Tomaba de nuevo su burra y emprendía camino a su casa junto a sus protectores. Atrás se habían quedado otras ánimas hasta terminar la misión. Paso a paso andaba “La Reina del Carnaval”. No había prisa. Sobre su lomo un silencioso amo miraba al frente. El polvo que levantaba las patas del animal se asentaba sobre los cascos. El machete envainado del amo le golpeaba suavemente la pata derecha. Cuando llegaban, solita se iba a su palo en el alero. Allí, Marcelino la amarraba y le daba una ramita dulce, que mordisqueaba como dándole las buenas noches.
Ya en el zaguán, dejaba el macuto en un taburete viejo y se asomaba a ver a sus pequeños. Dormían en un cuarto enorme, en dos camas de lona prensada, arropados con unas colchas que había traído el tendero Suárez de Higuerote.

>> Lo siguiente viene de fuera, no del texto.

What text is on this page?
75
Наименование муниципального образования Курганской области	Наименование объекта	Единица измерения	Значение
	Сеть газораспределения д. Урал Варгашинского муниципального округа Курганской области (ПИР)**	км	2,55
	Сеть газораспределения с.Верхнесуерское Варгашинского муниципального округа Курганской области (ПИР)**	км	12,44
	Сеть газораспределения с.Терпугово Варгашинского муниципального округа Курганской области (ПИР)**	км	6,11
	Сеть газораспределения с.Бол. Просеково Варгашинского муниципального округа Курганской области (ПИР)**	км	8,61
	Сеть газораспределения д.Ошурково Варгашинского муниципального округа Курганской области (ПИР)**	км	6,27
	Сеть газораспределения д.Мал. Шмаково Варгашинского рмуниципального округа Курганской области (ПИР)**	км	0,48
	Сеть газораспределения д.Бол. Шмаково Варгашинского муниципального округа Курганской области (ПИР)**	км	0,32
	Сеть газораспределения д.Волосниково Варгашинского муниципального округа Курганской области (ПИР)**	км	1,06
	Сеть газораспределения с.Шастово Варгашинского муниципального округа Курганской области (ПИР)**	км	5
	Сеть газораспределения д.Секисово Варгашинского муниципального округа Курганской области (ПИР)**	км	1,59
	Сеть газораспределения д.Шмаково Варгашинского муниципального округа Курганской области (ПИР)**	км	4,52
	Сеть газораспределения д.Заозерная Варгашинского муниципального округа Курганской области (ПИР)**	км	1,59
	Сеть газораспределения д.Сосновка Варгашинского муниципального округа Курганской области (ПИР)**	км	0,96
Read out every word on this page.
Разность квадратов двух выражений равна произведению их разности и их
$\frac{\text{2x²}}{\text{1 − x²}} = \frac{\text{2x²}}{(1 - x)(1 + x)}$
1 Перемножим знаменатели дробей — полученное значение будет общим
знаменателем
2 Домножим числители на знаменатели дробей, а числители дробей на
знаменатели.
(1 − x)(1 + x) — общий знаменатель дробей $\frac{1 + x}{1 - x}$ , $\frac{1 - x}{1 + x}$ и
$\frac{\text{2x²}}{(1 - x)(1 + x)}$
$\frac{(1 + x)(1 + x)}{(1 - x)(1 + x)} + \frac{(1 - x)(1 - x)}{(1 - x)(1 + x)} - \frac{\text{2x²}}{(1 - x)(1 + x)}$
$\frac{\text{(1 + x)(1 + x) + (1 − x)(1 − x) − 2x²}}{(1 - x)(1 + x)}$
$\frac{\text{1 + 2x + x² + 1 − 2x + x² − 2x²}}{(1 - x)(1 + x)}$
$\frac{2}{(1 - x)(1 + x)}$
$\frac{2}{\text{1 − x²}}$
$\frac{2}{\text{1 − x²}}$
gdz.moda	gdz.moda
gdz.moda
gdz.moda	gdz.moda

Su mujer estaba en la otra habitación durmiendo tranquilamente. Cerca de la pared en una mesita muy baja, de madera oscura curtida de años, menguaba la luz de la lámpara de aceite, puesta a Jesús, María y José, alumbrando la trenza castaño claro del cabello de María. La miró un instante y se acostó muy suave para no hacer crujir tanto la cama. Suspiró largamente. Una noche más.
Tuyo es el reino, el poder y la gloria.